It’s the requisite “Pokémon Go” update again, and this time the popular mobile app is taking center stage in a most unusual venue: a company workplace.
Believe it or not, a small startup firm in New York City has gotten the go-ahead from the boss to have its workforce play the ridiculously omnipresent game. Socialfly, a social media marketing network with a modest 12 employees – all women – have been benefitting greatly from being free to catch Pokémon on the way to, during, and after work.
Sounds like a productivity nightmare in the making? Not so, according to Socialfly co-founder Stephanie Cartin. As she tells BBC, “Pokémon GO has really boosted office morale. It’s the only game they’re playing. We don’t mind them playing in the office. They work hard and they get their jobs done. And we’ve had brainstorming sessions to help clients successfully incorporate Pokémon characters into their marketing.”

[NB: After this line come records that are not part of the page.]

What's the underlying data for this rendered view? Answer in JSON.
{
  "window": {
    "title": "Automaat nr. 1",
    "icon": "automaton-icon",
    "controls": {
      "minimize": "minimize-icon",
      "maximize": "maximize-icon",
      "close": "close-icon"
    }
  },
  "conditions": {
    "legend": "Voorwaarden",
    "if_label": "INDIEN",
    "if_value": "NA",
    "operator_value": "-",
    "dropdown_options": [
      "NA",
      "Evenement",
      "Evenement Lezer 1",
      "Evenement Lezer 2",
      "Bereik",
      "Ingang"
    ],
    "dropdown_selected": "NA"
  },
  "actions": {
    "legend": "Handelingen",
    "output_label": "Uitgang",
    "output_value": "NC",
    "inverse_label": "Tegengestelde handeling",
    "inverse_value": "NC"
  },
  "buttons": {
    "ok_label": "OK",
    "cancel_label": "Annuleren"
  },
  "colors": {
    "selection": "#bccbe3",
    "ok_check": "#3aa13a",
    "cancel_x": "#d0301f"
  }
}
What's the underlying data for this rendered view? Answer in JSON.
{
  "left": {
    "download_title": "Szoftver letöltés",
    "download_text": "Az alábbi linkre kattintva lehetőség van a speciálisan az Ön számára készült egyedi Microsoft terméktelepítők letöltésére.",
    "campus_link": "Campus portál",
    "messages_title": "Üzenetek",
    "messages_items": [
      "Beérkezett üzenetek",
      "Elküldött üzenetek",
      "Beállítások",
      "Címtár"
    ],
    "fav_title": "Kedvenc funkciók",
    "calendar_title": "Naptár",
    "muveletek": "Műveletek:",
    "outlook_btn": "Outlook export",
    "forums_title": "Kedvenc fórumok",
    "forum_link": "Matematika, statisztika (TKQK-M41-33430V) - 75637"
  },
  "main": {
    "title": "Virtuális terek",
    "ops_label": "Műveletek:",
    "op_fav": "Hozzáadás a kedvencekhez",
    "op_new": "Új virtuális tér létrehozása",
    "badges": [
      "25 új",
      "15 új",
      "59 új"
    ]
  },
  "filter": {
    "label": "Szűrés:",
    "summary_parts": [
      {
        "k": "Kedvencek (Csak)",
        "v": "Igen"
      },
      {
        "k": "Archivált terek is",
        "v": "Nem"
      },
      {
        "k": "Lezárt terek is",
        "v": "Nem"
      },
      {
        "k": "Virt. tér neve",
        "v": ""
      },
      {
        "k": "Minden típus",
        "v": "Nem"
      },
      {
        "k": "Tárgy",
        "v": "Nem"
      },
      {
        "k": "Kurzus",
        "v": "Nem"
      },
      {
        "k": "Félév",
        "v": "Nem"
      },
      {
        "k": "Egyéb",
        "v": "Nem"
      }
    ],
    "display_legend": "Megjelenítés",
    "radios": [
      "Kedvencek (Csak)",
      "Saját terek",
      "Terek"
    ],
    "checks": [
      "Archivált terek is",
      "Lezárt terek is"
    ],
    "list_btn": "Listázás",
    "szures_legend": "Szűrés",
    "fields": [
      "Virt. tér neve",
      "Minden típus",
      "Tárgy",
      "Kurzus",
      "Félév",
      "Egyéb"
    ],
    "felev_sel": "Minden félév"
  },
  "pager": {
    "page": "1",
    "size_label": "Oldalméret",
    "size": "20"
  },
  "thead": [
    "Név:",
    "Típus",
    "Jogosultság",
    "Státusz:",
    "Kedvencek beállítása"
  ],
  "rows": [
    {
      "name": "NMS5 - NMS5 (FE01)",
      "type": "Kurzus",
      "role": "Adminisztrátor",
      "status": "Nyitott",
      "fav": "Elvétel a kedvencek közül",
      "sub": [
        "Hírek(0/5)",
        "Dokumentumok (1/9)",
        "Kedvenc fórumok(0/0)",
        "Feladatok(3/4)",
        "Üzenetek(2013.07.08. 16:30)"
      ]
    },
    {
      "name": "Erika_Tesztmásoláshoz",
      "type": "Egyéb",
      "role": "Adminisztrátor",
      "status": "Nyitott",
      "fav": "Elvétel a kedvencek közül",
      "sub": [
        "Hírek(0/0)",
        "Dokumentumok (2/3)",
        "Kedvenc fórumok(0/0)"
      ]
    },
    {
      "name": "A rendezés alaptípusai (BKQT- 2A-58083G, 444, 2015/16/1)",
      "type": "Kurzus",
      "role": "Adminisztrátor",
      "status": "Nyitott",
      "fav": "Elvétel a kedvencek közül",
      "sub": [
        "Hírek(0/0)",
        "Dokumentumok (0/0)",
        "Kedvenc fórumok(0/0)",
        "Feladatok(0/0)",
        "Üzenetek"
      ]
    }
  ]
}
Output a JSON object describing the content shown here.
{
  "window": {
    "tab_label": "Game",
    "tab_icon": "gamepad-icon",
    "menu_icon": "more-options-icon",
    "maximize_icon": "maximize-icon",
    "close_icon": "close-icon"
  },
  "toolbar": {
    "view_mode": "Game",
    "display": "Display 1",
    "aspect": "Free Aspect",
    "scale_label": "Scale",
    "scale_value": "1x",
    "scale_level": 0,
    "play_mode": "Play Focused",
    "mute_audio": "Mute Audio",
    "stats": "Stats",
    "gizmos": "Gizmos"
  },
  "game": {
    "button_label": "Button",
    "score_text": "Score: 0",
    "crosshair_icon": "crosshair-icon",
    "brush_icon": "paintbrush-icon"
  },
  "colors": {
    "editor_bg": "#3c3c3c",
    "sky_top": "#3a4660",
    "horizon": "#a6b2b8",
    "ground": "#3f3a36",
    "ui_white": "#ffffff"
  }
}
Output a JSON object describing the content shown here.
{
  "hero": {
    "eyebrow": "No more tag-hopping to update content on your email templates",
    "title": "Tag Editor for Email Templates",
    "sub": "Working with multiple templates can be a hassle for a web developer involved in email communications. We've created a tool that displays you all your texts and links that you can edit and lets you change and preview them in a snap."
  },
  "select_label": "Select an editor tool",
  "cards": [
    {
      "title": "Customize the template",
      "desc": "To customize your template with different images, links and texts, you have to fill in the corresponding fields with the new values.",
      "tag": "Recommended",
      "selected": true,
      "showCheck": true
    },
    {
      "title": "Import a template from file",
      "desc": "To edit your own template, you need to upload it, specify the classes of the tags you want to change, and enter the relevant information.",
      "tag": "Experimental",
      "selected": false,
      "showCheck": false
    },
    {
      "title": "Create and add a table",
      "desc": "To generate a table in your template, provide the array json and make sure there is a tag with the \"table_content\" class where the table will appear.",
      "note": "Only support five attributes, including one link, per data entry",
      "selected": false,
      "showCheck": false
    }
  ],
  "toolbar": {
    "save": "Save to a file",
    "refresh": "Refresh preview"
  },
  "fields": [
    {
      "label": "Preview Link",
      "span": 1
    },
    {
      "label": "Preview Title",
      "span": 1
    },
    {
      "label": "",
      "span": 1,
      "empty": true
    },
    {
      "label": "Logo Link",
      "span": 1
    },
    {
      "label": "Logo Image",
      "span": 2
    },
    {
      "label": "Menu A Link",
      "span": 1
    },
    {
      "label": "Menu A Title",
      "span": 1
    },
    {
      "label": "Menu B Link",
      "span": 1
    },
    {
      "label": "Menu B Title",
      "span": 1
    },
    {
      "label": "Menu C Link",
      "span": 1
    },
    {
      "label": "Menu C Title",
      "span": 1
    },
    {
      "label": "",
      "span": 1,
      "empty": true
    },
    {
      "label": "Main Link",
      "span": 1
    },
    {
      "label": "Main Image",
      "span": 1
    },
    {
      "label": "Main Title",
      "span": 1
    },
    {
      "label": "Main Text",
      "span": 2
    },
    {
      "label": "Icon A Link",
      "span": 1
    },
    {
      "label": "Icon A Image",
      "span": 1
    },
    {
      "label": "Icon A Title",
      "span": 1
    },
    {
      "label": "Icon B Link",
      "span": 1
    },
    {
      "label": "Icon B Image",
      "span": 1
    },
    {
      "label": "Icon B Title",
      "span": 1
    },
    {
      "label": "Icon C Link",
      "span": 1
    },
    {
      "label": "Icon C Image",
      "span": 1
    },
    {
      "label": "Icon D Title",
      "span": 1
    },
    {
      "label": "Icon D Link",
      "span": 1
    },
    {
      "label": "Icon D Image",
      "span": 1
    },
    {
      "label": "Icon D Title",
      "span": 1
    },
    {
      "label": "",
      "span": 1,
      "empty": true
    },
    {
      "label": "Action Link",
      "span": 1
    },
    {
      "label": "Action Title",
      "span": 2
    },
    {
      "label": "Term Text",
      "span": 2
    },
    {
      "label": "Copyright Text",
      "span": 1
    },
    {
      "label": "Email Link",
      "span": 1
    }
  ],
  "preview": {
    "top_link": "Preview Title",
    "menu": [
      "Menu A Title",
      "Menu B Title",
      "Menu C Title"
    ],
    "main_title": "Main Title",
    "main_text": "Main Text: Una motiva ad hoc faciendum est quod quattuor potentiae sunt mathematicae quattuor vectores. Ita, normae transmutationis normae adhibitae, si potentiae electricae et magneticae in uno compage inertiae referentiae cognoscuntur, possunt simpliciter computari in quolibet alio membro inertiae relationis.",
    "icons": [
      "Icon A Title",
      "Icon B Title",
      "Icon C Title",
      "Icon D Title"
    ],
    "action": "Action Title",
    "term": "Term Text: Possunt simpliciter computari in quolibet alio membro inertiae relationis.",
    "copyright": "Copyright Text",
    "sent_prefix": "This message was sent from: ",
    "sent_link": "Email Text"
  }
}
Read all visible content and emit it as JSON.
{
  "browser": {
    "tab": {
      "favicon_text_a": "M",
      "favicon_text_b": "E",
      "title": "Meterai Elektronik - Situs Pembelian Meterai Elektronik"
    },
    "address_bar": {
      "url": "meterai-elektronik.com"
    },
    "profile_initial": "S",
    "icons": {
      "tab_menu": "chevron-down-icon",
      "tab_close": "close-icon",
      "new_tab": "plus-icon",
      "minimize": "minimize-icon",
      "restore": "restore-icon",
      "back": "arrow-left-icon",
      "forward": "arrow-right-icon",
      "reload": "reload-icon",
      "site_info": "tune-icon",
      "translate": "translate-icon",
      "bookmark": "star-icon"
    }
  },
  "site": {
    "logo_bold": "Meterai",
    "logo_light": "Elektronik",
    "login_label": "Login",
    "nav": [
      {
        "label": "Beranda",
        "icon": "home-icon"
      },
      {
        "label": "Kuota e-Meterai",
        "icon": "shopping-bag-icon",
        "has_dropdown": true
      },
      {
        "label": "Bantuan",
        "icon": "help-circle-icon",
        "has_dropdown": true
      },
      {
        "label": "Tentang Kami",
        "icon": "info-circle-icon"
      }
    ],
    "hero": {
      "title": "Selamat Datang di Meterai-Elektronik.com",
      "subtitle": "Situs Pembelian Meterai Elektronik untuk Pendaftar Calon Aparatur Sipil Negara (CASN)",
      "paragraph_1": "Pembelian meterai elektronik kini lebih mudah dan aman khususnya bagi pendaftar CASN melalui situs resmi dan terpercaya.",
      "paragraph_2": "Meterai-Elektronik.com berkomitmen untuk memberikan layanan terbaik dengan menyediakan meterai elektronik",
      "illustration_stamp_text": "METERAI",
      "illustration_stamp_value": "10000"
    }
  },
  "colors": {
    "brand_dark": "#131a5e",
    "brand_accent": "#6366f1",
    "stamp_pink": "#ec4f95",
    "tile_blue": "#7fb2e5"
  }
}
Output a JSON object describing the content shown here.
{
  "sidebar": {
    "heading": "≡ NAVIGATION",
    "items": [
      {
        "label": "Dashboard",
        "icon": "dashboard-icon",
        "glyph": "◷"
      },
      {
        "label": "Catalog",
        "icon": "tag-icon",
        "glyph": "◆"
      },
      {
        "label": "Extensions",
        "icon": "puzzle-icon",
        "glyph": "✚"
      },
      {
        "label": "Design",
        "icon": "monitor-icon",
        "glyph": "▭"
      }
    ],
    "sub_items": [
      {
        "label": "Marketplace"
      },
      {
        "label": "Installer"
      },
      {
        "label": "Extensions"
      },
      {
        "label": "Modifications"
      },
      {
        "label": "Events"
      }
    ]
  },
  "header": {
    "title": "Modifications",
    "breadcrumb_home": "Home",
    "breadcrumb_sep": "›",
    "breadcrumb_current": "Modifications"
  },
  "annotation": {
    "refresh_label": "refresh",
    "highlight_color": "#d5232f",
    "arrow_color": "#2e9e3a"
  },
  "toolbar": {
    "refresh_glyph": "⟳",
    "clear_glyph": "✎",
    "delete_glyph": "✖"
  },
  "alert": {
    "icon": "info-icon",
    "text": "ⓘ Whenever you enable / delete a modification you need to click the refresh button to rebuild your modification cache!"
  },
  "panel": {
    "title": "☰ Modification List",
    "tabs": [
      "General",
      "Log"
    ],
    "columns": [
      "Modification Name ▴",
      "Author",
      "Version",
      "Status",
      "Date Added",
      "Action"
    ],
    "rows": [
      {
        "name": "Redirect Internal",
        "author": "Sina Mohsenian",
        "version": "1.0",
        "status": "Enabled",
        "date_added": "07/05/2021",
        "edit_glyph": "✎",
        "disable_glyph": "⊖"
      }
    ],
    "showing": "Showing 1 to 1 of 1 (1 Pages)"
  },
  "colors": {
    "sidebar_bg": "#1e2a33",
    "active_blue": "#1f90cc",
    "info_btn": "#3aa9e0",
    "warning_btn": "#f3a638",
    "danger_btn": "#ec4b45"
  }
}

Considering that many of the photographs released to market their social marketing network shows the Socialfly staff fawning over their newly-caught Pokémon like Pidgey and Pikachu, we’ll just have to take their boss at her word.
Mind you, the idea of adding gameplay elements to work has been an idea long, long before “Pokémon Go” or the original “Pokémon” handheld games or even video games in general were a thing.Wharton School of the University of Pennsylvania assistant professor of management Ethan Mollick has found evidence in ancient graffiti at Egyptian archaeological sites that the Ancient Egyptians actually treated the building of their pyramids like a sport, dividing their work gangs of slaves into teams that compete to put up the most blocks in the construction. The winning team got extra rations of Ancient Egyptian beer. That almost sounded like a modern rkplace for a second.
And none can deny that the “gamification” of work can be effective in making some forms of labor interesting, especially if the game rules call for incentives if a worker “won”. This “revolutionary” approach to work has long been practiced in the outsourcing of business processes and call centers.
Mollick sees the application of augmented reality as in “Pokémon Go” as the ultimate goal of work gamification. This makes the hit mobile app an important step in the realization put forth: “Work is boring. Games aren’t boring. So let’s make work more like a game.” Because the augmented reality in “Pokémon Go” makes it appear that the Pokémon creatures are actually present in the real world, as viewed through the phone’s camera, the experience becomes very immersive and enjoyable. Mollick puts it this way: “As an augmented reality game it shows what you can do in the workplace. You can create an artificial layer over work which is more interesting than the work itself.”